General | Feb 03 2006
Price negotiations between the iron ore producers and steel companies in China, Japan and Europe are continuing, but according to steel industry consultants MEPS any settlement still appears some time away.
MEPS points out the issue is being pushed hardest by the Chinese, who are now the world’s largest importers of iron ore given more than 80% of the country’s steel production is from blast furnace mills, which require iron ore as feed.
The Chinese have been aggressive negotiators, going as far as threatening price caps but then backing off, though MEPS notes they are still pushing for lower iron ore prices this year.

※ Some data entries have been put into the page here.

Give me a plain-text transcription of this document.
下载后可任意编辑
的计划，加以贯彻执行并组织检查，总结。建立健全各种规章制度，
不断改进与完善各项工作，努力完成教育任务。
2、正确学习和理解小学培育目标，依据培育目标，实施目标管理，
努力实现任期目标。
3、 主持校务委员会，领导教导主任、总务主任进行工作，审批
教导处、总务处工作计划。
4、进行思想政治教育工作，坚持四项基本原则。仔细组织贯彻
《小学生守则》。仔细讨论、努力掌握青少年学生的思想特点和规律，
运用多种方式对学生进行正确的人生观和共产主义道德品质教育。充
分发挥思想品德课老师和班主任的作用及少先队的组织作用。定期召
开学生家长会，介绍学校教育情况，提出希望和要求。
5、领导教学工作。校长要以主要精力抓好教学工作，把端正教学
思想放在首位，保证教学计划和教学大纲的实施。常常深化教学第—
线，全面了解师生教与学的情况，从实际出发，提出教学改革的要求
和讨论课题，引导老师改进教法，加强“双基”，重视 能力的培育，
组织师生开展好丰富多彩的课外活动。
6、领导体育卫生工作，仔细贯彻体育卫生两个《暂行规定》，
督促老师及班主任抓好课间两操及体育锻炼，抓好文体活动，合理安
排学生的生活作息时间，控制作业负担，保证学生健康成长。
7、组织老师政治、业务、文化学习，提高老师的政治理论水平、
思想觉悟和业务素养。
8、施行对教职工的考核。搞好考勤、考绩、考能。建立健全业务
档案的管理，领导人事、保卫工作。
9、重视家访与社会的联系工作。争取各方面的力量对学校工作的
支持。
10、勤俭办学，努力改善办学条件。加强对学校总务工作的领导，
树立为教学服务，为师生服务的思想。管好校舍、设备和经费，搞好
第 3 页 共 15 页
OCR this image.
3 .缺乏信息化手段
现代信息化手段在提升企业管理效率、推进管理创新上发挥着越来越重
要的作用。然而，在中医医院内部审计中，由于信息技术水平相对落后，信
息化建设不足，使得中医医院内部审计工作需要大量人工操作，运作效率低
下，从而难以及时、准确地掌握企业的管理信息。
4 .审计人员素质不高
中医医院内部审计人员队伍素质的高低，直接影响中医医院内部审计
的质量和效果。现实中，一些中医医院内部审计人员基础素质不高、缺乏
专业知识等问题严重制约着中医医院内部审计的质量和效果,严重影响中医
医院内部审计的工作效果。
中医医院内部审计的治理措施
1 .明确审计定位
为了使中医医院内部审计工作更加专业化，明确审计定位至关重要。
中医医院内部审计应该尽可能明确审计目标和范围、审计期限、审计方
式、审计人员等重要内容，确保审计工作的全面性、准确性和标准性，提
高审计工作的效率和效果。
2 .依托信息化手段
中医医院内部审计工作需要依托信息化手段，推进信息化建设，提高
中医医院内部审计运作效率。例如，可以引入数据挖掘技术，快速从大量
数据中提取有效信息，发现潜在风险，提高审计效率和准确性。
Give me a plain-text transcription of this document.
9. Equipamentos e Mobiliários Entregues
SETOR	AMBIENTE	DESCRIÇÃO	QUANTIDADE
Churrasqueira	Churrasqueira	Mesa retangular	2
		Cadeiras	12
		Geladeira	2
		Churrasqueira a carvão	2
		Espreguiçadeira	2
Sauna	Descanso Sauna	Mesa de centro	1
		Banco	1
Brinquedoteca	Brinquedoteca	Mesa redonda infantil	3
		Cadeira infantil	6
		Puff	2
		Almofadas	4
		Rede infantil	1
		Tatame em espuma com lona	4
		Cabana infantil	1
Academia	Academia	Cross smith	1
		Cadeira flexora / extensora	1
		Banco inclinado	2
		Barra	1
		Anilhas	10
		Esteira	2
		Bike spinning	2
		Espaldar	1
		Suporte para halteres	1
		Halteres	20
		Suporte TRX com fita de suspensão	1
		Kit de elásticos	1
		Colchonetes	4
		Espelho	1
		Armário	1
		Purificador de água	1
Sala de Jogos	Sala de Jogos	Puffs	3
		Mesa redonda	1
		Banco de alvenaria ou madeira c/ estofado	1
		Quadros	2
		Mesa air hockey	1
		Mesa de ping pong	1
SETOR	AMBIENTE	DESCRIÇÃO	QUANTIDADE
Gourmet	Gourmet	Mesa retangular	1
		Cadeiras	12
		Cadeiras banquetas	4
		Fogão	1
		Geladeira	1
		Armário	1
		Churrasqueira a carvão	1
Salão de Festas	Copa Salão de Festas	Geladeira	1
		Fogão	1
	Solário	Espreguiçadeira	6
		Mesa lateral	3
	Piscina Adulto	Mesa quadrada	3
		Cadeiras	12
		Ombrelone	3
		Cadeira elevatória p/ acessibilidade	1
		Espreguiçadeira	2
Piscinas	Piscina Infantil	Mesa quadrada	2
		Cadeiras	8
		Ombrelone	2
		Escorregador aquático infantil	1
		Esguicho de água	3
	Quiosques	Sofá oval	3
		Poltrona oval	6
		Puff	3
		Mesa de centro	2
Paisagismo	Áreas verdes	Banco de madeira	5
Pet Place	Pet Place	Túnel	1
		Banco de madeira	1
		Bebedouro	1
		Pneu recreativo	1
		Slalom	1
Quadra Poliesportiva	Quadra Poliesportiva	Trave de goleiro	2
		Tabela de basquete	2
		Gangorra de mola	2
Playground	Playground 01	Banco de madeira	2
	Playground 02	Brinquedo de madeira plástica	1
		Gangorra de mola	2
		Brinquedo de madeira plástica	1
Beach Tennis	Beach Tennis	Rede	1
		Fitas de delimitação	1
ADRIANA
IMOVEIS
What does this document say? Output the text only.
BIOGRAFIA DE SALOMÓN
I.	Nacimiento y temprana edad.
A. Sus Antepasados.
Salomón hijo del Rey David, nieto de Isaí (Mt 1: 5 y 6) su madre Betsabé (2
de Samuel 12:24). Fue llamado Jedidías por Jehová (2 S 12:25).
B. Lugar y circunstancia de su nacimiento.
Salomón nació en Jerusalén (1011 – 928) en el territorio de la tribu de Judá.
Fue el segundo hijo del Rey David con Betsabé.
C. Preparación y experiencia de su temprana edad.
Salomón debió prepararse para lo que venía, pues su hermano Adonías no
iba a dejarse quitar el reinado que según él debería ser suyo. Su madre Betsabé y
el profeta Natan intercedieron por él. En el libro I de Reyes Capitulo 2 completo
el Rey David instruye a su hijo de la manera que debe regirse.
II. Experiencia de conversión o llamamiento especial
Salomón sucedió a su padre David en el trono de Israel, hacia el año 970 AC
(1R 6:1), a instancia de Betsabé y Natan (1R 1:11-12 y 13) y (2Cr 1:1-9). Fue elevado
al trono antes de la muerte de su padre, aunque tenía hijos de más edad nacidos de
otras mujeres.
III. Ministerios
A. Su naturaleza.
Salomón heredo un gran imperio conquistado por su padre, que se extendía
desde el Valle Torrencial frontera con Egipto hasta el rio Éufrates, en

Such an outcome is unlikely according to MEPS given the ongoing tightness in the iron ore market, as production increases from mine expansions remain 2-4 years away but demand continues to grow more strongly than for steel itself.
As a result, market indications are for price rises of between 10-25% this year, though MEPS suggests an increase of 10-12% is more likely.
Given China’s demand for iron ore remains on the upswing it has begun looking at new methods of ensuring supply, including buying directly into iron ore projects.
State-backed CITIC Pacific is the latest example, the company agreeing to terms with Clive Palmer to buy his private company’s iron ore interests for more than US$400m. The assets could produce as much as 24m tonnes of iron ore annually, with potential to triple this output in coming years.
While unlikely to impact on the current price negotiations, the Chinese strategy may ultimately strengthen its position, at the same time reducing the future bargaining power of the iron ore majors.
But as things stand right now, that’s still music for the longer term. Last year, contract iron ore prices jumped by 71.5%.